Ecological Indicators (Jul 2023)
Quantifying the nonlinear response of vegetation greening to driving factors in Longnan of China based on machine learning algorithm
Abstract
The main influencing factors and their nonlinear effects on the changes of vegetation in China’s mountainous areas under the interaction of different factors are not yet clear, and comprehending the evolutionary trends and driving mechanisms of vegetation is crucial to reveal the changes in ecosystem structure and function. In this study, trend analysis (M−K, T-S and EEMD) combined with machine learning algorithm, namely Boosted Regression Tree model (BRT), were used to quantify the trends of nonlinear responses and thresholds for bioclimatic variables, topography, soil properties and anthropogenic factors for vegetation changes in Longnan. The results showed that the trend analysis clearly confirm the increasing trend of vegetation at multiple spatio-temporal scales.

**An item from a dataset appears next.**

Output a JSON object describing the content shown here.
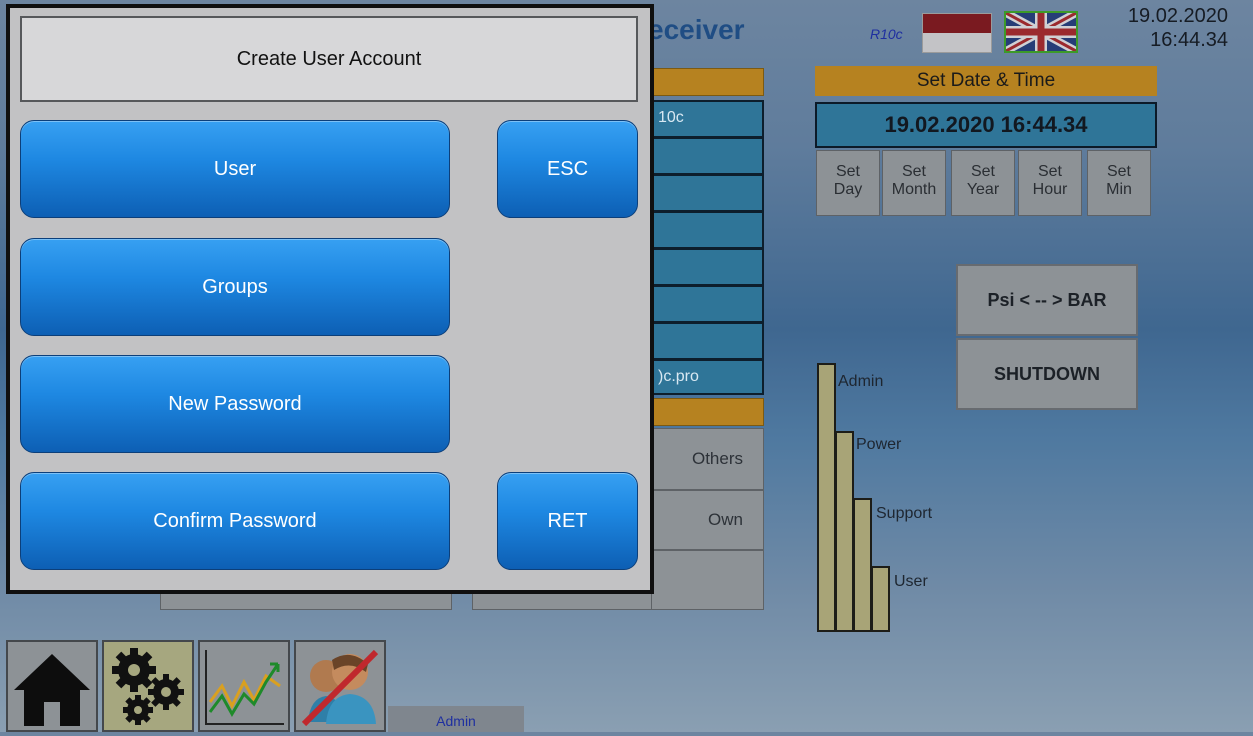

The BRT indicated that total precipitation (bio12, 15.22%), land use (LUCC, 12.68%), elevation (DEM, 11.20%), and population density (Pd, 9.20%) were the more important factors of dominant vegetation greening. Bioclimatic variables were found to revealed the effects of climate with vegetation more clearly. In addition, the BRT revealed that the selected factors have the different nonlinear response relationships to vegetation greening trend and specific thresholds. Among them, increasing of cropland, grassland and forestland can promote vegetation greening. However, GDP, Pd, DEM, bio12, mean diurnal range and temperature seasonality (bio2, bio4) exceed the threshold can significantly inhibit vegetation growth. The BRT combined with trend analysis revealed the nonlinear response relationships and thresholds of the drivers behind the vegetation change patterns, which have obvious effects in exploring the driving mechanisms of vegetation changes in mountainous areas. This study provided an important reference for better revealing the interaction mechanisms between vegetation changes and drivers in the semi-humid zone in East Asia even globally.